EconomyPoliticsThe Macroscope

Eastern European Slow Implosion

What happened?

According to the UN’s 2017 Revision of World Population Prospects, nine of the countries at risk of losing a large proportion of their population over the upcoming decades are Eastern European nations. The report sees the move of young workers towards Western countries, noting that the population staying in these countries is getting older. Main contributors to migration of the younger citizens are low income, insufficient growth, and better opportunities in the West.

What does this mean?

Eastern Europe is facing a depopulation crisis. While in Western European countries, economic growth and immigration are boosting fertility rates, neither of these trends can help Eastern European countries. Unfortunately, factors are reaffirming each other. First, losing young, educated workers harms the economy because the number of working adults taking care of pensioners declines. And second, when only old people remain, this boosts the conservative voter base, further reinforcing anti-immigrant sentiments.
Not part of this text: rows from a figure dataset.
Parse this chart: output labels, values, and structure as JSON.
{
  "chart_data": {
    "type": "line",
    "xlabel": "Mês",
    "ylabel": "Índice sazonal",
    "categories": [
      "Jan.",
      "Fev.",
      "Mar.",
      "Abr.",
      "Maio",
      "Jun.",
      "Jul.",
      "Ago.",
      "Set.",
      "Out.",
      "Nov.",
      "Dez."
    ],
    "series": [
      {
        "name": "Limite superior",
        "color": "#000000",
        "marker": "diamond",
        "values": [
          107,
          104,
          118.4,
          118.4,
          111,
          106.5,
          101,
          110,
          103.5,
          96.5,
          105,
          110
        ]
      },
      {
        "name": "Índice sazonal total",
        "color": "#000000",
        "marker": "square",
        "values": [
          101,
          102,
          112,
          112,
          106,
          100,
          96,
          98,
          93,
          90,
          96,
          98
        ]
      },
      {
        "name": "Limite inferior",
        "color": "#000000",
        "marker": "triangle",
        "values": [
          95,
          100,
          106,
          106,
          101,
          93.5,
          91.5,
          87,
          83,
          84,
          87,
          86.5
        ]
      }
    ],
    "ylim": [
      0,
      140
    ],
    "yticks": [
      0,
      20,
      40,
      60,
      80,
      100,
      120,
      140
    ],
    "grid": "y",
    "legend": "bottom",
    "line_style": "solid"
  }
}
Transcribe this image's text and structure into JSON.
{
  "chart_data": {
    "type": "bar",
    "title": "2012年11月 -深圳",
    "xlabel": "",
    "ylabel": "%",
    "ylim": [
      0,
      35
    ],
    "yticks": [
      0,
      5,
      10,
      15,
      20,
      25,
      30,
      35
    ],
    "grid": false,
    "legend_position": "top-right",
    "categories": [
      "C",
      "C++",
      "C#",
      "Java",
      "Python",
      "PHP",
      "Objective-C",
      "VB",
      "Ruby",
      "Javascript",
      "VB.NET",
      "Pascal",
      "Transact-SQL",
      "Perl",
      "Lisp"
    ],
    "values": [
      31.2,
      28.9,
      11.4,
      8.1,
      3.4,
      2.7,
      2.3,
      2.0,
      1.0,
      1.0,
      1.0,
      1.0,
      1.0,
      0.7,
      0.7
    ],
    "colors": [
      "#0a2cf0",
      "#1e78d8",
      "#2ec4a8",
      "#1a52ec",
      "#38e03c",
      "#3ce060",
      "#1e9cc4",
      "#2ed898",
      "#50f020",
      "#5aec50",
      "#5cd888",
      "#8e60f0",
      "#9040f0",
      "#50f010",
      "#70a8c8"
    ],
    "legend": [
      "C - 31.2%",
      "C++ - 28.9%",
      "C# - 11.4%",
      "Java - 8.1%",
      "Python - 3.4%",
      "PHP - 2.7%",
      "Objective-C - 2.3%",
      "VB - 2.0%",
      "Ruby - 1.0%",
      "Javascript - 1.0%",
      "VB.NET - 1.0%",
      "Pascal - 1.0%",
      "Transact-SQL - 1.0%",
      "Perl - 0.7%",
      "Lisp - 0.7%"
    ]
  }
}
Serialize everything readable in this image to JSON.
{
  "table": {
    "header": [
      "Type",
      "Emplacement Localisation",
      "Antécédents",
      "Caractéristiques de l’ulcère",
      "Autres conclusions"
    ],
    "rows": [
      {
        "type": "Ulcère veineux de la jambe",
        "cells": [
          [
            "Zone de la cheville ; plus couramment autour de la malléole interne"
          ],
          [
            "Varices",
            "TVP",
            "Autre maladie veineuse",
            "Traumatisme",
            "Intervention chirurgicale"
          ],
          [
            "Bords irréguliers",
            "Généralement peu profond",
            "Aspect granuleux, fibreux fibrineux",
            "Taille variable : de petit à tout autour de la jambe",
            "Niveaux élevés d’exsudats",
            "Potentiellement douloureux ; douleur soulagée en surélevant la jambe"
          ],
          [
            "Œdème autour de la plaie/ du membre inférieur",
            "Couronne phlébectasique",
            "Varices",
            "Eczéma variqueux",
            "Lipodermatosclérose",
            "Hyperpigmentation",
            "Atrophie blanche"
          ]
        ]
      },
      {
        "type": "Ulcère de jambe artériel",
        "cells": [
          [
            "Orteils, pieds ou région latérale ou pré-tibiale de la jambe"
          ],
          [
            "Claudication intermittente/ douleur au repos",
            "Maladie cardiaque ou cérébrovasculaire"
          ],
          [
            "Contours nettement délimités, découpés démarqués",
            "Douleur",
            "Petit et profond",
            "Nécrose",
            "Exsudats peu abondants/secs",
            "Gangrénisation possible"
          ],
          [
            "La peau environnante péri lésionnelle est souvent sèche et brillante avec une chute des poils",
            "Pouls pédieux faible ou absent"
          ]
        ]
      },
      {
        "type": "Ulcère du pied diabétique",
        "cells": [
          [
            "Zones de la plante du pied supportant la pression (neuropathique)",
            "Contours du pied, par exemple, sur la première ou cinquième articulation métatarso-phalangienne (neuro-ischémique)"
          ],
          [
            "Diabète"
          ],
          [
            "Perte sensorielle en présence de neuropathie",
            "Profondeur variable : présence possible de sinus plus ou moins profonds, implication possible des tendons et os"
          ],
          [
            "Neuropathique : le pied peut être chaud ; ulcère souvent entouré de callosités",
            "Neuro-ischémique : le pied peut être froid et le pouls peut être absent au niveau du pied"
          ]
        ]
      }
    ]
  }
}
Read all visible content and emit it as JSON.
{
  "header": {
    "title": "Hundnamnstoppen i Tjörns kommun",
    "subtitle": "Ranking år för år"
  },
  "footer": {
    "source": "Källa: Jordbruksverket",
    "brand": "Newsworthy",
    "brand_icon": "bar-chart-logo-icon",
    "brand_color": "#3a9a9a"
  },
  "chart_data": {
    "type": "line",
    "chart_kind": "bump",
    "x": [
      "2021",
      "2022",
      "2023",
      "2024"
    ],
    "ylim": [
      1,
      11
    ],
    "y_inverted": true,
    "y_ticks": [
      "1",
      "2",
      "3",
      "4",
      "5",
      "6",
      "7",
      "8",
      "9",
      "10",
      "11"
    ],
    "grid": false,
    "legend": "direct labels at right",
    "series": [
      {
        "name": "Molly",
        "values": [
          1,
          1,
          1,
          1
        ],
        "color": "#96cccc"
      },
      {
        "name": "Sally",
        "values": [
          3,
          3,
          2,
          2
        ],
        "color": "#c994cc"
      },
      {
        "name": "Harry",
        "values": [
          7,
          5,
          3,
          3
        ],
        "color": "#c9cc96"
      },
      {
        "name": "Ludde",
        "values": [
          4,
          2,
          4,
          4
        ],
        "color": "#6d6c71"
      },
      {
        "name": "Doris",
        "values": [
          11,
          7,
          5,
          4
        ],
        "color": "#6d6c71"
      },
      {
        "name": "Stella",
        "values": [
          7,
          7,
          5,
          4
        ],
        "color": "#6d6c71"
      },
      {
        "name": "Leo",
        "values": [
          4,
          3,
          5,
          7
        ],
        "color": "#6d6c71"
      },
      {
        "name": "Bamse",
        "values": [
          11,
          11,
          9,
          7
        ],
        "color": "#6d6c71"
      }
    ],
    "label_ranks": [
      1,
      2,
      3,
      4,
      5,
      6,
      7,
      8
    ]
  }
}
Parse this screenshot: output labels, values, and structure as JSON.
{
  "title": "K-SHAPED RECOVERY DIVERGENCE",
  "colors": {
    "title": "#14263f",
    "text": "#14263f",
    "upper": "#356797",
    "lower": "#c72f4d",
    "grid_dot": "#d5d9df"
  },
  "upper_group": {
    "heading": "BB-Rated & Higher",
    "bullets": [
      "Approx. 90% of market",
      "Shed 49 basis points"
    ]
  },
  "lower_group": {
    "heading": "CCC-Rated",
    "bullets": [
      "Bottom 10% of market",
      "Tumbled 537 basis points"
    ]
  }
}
A clear case in point is the recent reelection of the Hungarian president Viktor Orban: a fiercely anti immigrant leader.

What’s next?

If the projections of depopulation hold, next to harming economic growth, this might create a tailwind for populistic parties in the future. Populist parties are creating greater tensions within Europe and further deepening cracks in the 28-nation EU bloc because of political disagreement. As a result, these Eastern European countries will increasingly look elsewhere for partners, accelerating the Eastern European turn to the east.